At the centre of it all sits Nvidia. The Santa Clara company's H200 and Blackwell-class GPUs remain the de facto currency of the AI economy, and chief executive Jensen Huang's quarterly earnings have become geopolitical events. Last week's report — a 78 percent year-on-year revenue increase to $52 billion — once again exceeded the most optimistic Wall Street estimates. Yet the more interesting numbers were buried in the data centre segment commentary.

Sovereign AI initiatives now account for roughly 14 percent of Nvidia's data centre revenue, up from less than 2 percent eighteen months ago. Saudi Arabia's HUMAIN, the UAE's G42, France's Mistral-aligned national compute project, and Japan's Sakura Internet have all placed multi-billion-dollar orders. "Every nation now understands that AI is the next form of industrial infrastructure," Huang told analysts. "You cannot outsource it."

The implications cascade in unexpected directions. Electricity demand from U.S. data centres is projected to triple by 2030, forcing utilities to revisit decommissioning schedules for natural-gas plants and accelerating investment in small modular nuclear reactors. Hyperscalers are now among the largest direct purchasers of nuclear power, with deals announced in the past year by Microsoft, Amazon, Google, and Meta.
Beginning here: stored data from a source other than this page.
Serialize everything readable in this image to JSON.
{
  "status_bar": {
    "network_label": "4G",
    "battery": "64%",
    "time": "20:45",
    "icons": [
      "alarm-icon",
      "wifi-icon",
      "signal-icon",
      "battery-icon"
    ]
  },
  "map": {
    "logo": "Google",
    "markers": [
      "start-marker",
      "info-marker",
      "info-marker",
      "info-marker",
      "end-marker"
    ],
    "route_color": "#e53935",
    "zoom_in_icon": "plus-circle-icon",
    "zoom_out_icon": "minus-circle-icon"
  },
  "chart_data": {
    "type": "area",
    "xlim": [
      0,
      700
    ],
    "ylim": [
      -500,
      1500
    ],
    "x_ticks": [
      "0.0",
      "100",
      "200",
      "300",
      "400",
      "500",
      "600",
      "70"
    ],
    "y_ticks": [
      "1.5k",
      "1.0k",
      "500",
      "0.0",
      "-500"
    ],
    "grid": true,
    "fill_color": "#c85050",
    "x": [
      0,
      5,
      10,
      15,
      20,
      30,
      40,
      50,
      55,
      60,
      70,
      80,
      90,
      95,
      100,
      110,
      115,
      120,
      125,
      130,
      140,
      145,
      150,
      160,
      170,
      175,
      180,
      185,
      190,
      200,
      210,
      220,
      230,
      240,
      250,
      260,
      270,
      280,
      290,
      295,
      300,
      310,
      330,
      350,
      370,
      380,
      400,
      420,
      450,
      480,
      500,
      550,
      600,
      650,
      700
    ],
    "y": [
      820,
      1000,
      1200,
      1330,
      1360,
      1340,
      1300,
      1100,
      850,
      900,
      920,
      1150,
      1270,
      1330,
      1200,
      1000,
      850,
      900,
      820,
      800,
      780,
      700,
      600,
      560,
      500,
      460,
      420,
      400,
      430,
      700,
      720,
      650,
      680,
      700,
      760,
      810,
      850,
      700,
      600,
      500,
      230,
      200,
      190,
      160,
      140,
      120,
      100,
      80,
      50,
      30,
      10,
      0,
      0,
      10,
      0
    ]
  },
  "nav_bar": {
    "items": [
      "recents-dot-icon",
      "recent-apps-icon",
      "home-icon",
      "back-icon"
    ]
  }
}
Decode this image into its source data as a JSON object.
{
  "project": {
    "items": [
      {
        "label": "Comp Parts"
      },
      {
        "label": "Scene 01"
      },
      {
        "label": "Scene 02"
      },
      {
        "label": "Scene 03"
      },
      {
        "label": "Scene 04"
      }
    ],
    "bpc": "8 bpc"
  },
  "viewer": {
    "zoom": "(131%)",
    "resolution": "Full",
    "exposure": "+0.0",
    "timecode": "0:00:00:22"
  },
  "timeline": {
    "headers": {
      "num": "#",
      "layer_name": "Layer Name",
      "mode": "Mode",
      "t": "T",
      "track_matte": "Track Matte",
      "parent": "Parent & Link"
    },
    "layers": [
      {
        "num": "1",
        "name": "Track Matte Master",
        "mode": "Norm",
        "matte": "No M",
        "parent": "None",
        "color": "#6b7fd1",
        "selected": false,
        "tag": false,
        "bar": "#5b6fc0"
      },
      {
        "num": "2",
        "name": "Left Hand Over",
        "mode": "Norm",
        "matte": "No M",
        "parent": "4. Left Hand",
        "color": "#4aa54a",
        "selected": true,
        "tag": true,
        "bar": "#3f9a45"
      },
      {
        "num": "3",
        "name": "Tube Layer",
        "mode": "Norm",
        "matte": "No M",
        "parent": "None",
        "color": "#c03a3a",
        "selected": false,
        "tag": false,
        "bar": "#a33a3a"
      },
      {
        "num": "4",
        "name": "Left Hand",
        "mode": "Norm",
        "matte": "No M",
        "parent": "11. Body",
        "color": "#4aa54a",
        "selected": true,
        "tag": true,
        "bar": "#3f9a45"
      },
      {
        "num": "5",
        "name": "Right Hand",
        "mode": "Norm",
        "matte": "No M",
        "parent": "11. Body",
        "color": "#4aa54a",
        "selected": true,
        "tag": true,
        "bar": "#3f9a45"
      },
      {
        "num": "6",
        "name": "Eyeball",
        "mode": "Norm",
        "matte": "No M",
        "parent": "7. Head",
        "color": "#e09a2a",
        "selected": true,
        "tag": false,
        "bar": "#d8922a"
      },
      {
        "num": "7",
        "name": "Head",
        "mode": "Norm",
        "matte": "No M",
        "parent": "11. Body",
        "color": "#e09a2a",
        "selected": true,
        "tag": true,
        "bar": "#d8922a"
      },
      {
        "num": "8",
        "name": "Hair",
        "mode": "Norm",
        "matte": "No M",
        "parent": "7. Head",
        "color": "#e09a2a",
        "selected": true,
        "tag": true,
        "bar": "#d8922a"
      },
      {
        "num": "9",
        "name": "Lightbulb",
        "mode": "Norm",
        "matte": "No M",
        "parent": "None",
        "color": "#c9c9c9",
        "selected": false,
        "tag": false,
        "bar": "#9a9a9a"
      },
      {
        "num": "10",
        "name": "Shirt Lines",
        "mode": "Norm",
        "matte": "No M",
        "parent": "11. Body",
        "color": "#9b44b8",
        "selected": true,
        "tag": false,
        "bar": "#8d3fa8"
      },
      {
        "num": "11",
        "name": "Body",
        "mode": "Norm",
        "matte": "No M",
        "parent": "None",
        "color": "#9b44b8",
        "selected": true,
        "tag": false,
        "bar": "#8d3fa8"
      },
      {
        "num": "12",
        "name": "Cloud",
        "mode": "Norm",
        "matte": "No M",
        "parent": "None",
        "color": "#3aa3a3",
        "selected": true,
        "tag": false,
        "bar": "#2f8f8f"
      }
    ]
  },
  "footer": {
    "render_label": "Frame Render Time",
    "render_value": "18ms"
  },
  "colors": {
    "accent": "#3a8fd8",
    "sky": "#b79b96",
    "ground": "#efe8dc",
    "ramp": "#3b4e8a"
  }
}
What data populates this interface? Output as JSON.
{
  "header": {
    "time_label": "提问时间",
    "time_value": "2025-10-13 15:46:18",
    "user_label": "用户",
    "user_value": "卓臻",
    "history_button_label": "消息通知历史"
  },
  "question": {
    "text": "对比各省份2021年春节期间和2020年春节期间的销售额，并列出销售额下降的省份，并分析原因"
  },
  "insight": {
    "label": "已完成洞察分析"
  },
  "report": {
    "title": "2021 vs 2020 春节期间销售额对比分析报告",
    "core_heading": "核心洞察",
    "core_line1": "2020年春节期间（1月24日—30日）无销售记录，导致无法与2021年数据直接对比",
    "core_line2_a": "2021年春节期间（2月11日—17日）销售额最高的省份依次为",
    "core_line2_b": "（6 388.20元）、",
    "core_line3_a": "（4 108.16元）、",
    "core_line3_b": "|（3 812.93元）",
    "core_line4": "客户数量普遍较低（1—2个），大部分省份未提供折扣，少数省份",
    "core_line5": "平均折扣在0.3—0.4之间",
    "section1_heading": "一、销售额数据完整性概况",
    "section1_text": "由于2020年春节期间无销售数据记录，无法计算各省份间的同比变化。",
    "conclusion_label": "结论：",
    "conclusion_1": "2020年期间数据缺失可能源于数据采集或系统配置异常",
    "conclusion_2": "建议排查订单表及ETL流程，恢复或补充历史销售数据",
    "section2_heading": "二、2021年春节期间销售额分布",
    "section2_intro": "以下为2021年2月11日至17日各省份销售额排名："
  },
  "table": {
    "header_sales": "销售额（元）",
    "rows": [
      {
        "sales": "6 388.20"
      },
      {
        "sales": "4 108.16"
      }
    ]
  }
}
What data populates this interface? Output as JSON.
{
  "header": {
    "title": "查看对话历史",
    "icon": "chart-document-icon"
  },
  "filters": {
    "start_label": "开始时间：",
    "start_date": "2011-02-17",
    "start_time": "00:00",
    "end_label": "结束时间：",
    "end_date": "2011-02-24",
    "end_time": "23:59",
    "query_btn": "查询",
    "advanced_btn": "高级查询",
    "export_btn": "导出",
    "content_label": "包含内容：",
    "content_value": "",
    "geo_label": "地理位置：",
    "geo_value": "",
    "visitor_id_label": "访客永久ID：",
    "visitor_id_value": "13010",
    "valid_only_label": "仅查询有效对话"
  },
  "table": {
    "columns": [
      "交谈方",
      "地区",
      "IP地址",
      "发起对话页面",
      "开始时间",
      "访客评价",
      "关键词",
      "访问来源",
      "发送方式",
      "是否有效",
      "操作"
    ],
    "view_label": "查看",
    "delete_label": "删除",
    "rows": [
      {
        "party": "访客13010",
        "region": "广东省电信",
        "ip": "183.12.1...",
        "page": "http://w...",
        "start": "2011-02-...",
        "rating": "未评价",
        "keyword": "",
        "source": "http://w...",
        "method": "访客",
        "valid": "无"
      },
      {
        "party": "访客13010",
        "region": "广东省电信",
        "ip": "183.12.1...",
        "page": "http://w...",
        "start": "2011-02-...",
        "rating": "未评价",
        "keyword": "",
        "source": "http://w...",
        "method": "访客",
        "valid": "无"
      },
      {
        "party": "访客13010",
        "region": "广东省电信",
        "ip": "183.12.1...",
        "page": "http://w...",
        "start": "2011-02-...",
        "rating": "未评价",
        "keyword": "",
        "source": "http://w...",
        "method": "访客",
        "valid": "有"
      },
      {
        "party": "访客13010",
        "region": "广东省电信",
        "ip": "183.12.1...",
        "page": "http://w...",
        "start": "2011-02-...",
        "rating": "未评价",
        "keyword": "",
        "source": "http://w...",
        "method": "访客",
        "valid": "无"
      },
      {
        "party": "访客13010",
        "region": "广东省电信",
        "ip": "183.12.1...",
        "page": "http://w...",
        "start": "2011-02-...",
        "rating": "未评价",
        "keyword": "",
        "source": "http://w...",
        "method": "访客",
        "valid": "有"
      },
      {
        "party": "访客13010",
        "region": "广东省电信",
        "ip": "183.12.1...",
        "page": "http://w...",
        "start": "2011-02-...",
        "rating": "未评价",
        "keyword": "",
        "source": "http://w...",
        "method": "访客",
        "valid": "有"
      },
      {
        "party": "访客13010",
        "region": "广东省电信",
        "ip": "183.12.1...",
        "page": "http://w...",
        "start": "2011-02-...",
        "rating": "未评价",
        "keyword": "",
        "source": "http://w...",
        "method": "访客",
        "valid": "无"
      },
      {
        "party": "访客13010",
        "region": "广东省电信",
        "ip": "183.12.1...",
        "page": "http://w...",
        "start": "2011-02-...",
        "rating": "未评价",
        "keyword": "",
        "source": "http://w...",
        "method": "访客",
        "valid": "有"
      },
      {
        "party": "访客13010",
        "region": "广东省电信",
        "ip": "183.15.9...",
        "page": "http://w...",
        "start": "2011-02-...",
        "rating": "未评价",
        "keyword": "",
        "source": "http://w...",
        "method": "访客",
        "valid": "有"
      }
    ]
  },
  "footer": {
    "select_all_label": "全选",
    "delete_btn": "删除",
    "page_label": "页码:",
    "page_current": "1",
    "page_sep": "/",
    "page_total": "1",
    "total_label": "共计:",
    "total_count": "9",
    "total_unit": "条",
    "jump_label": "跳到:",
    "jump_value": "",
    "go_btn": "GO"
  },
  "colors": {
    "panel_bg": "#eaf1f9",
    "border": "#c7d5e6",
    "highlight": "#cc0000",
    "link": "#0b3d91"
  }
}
Real-estate markets near fibre and power corridors are being remade. Industrial land values in northern Virginia, central Texas, and the Riyadh-Qassim corridor have doubled in twenty-four months. Specialist data-centre REITs have been among the best-performing securities of the cycle.

Skeptics — and they exist — note that monetisation of generative AI applications still trails the pace of infrastructure spending. OpenAI is reportedly losing money on every Pro subscription. Enterprise pilots frequently fail to scale. The history of technology is littered with infrastructure cycles whose returns disappointed even when the underlying thesis proved correct.

But the build-out itself is now a self-reinforcing economic force. Whatever the eventual return on capital, the world is being wired for an AI-native future at a pace that would have seemed impossible three years ago.